Wednesday 9 July 2014

GERMANY IN 7TH HEAVEN WITH BRAZIL LEFT HUMILIATED

D. Ray Morton, 9th July 2014.

David Luiz turns on the waterworks after the worst game of his life. Paris St-Germain must be very concerned about having just spent €63m for his services

When making their pre-match predictions for the Brazil vs. Germany semi-final yesterday evening, people talked of Brazil's lack of creativity due to the missing Neymar. The concensus was that Germany would sniff out a narrow victory in a cagey match. The absence of centre-back and captain, Thiago Silva, was something of an afterthought. With Bayern Munich's Dante expected to replace him, it would be fine, they thought, and the main problem would be finding that spark in attack. Luiz Felipe Scolari must have been of the same school of thought and slapped the captain's armband on David Luiz allowing him to have command at the back. What a mistake that turned out to be.

Germany absolutely annihilated the Brazilians in Belo Horizonte, a place-name that will now seem like Hiroshima to native Brazilians. Thomas Müller opened the scoring with easiest of tap-ins from a corner with marking which would have driven a Sunday league manager insane. Bad start.

What happened between the 23rd and 29th minutes of that first half was scarcely believable. Even writing about it now, after the dust has settled, it still seems surreal. The Germans absolutely steamrollered a Brazilian side that had completely lost their discipline. They collapsed quicker than the Twin Towers. Miroslav Klose scored in the 23rd minute, his 16th all-time World Cup goal which saw him beat Ronaldo's record. Now Brazil more than just wilted. They lost the plot entirely. The cheese had slipped off the cracker. Toni Kroos netted two more goals before writers doing their play-by-play reports could catch their breath. Sami Khedira scored another. It was 5-0 and they had not played even half an hour.

Jaws dropped in the stands and the TV cameras flashed towards bawling Brazilian fans suffering a humiliation so great that it made their 1950 World Cup collapse to Uruguay seem like nothing. This was utter, complete devastation. The second half played out like something of a practice match. Manuel Neuer even had to make some decent saves but Brazil were playing like lost souls scattered around the Estádio Mineirão weighted by a sense of doom. As André Schürrle entered the fray, you could tell he was the type of player who would add more damage. Duly he did, scoring in the 69th and 79th minutes, the second goal quite stunning, Brazil left in tatters. Oscar's last minute rebuttal was like giving anaesthetic to someone who had just been put through a meat grinder.

This vile sea creature may be taking his vengeance on mankind after most of the world smirked gleefully at Brazil's demise

How did it all go so wrong?

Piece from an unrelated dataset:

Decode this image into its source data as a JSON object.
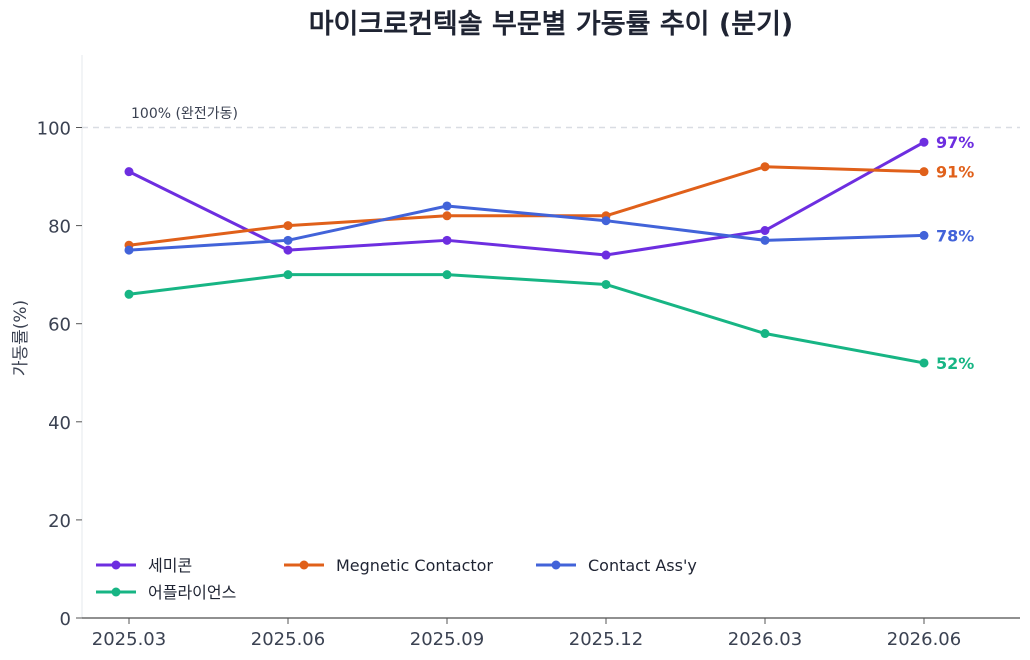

It cannot be blamed on David Luiz alone although he had a true nightmare, the worst game he will ever likely play. Collectively, as soon as the first goal went in, the heads dropped. This has been a strange World Cup for Brazil. Playing in front of their home crowd, the expectation has been massive. Players have routinely shed tears during the playing of the national anthem. Their psychological state bordered on somewhere between fanaticism and obsession. It was too volatile a cocktail without the calming presence of Thiago Silva around to essentially babysit a defence that did not have the bottle for a match of this magnitude.

It is something of a shame that Germany will not even be credited that highly for this unique semi-final triumph. Never has a team enjoyed such a resounding victory at this stage of the World Cup. Though Joachim Löw's side will go up in peoples' estimation, I still do not see them as a team that will tear apart either Argentina or the Netherlands in the final. Indeed, that second semi-final will probably be a world away from what we witnessed last night though making predictions at this stage of an insane World Cup is crazy business.